Ransomware Protection

Invariant: “Port 3389 on a Windows machine may never be exposed to the world.”

Based on the invariant as written, the following must all be true:

• Ingress port is 3389, or a range that contains 3389
• Source IP must be 0.0.0.0/0
• The security group in question must be attached to an EC2 instance that is windows based.

This invariant references 3389, but several ports fall into the RDP (ransomware deployment protocol) category. In this example, auto-remediation is the best option. There is no condition key on ec2:AuthorizeSecurityGroupIngress that can filter for the above. As I mentioned above, these invariants should be enforced in an event-based manner.
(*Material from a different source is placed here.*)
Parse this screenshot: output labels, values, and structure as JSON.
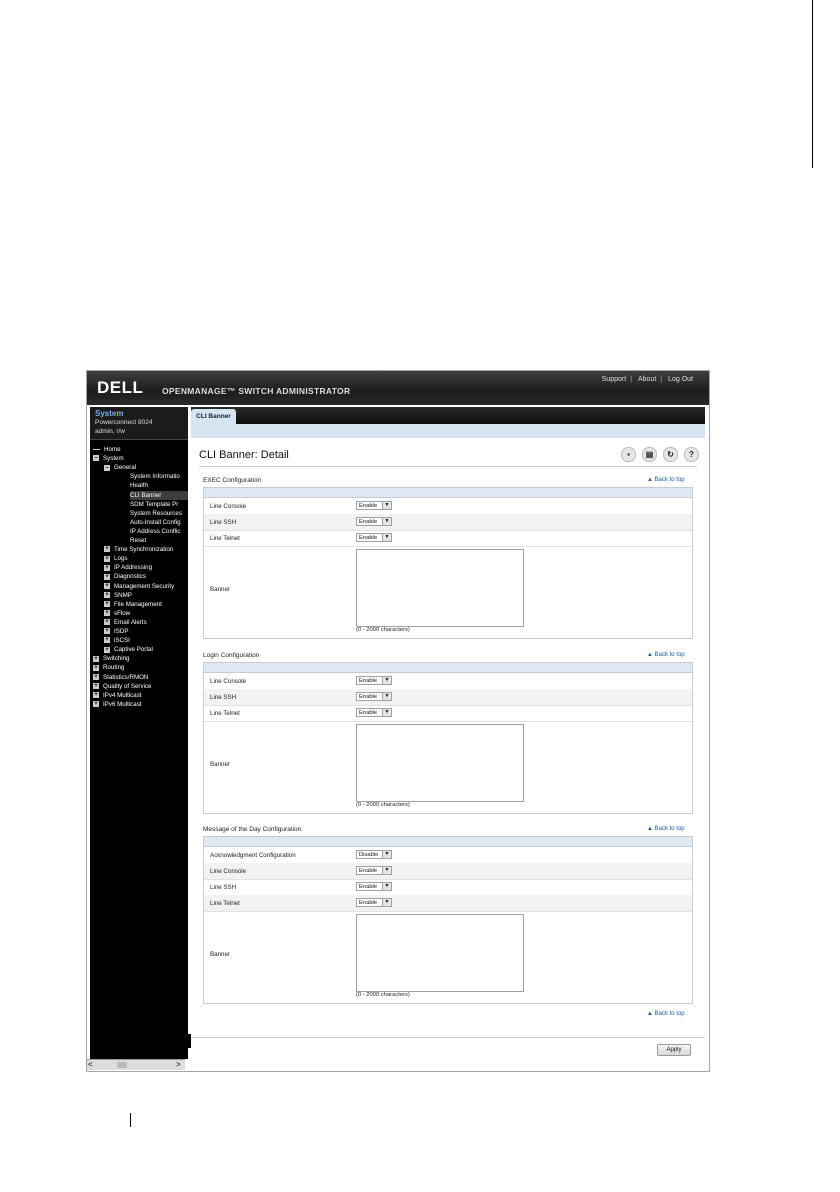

If you look at how the invariant can be violated, it could be:

1. Security group that’s already attached to an instance is modified to expose 3389
2. An existing security group with 3389 already exposed is now attached to a Windows instance.

The following CloudCustodian Policy would remove 3389 or 445 permissions if detected. However, it would do it on Windows and Linux machines, and it would potentially alter a security group attached to a Linux instance that had port 0-65535 open (in violation of the Three Laws).

policies:
  - name: ops-access-via
    resource: aws.security-group
    filters:
      - type: ingress
        IpProtocol: "-1"
        Ports: [445, 3389]
        Cidr: "0.0.0.0/0"
      - type: ingress
        Ports: [445, 3389]
        CidrV6:
          value: "::/0"
    actions:
     - type: set-permissions
       # remove the permission matched by a previous ingress filter.
       remove-ingress: matched

Safely leveraging these controls

Preventing security risk comes at the expense of increasing operational risk. It is difficult to get organizational buy-in to restrict what builders can do or alter their environment. Therefore, the security team must consider what security invariants they will enforce and be careful in how they are implemented.

With service control policies, it is possible to review CloudTrail to determine who may be calling the specific actions that will be denied. This would allow for a communications plan or potentially even a temporary exception to the invariant if a team needs time to adjust to a new invariant. If a company’s AWS Organizations OU structure is implemented with production and non-production OUs, consider applying the SCPs to the non-production OUs for a bake-in period before applying them to Production OUs.

Auto Remediation generates even more operational risk. The longer a misconfiguration exists, the more likely its functionality is required. An auto-remediation should occur nearly instantly. Therefore, only event-based (not scheduled) remediations should be considered. Taking inspiration from Issac Asimov, here are the Three Laws² of Auto Remediation:

Three Laws

1. A bot must not harm production by taking an irrevocable action (such as deleting stateful resources).
2. A bot must execute its orders (to secure the environment) in a way that minimizes the risk of harm to production.
3. A bot must announce its own existence and actions whenever it acts on the first or second law.

Minimizing harm to production comes from reducing the time between the introduction of an issue and the time the issue is fixed. It should take the most minimal action to ensure the environment’s security.

When leveraging auto-remediation, realize there may be a race condition between the IaC deploying the misconfiguration and the auto-remediation event. That is why rule #3 is critical. A human must know and respond when this occurs to fix the underlying issue.

Unlike a mythical general intelligence, these laws are intended to be obeyed by the security engineer deploying auto-remediation. It’s the human who must decide what resources to alter and how they are altered. It’s the human who must ensure there is a path from the bot to the carbon-based lifeforms who need to know an action occurred in their environment.

Conclusion

With these safety mechanisms in place, combined with a broad communications strategy and matching rules to alert IaC authors pre-deployment, implementing these hard controls for Security Invariants can make the cloud a safer place.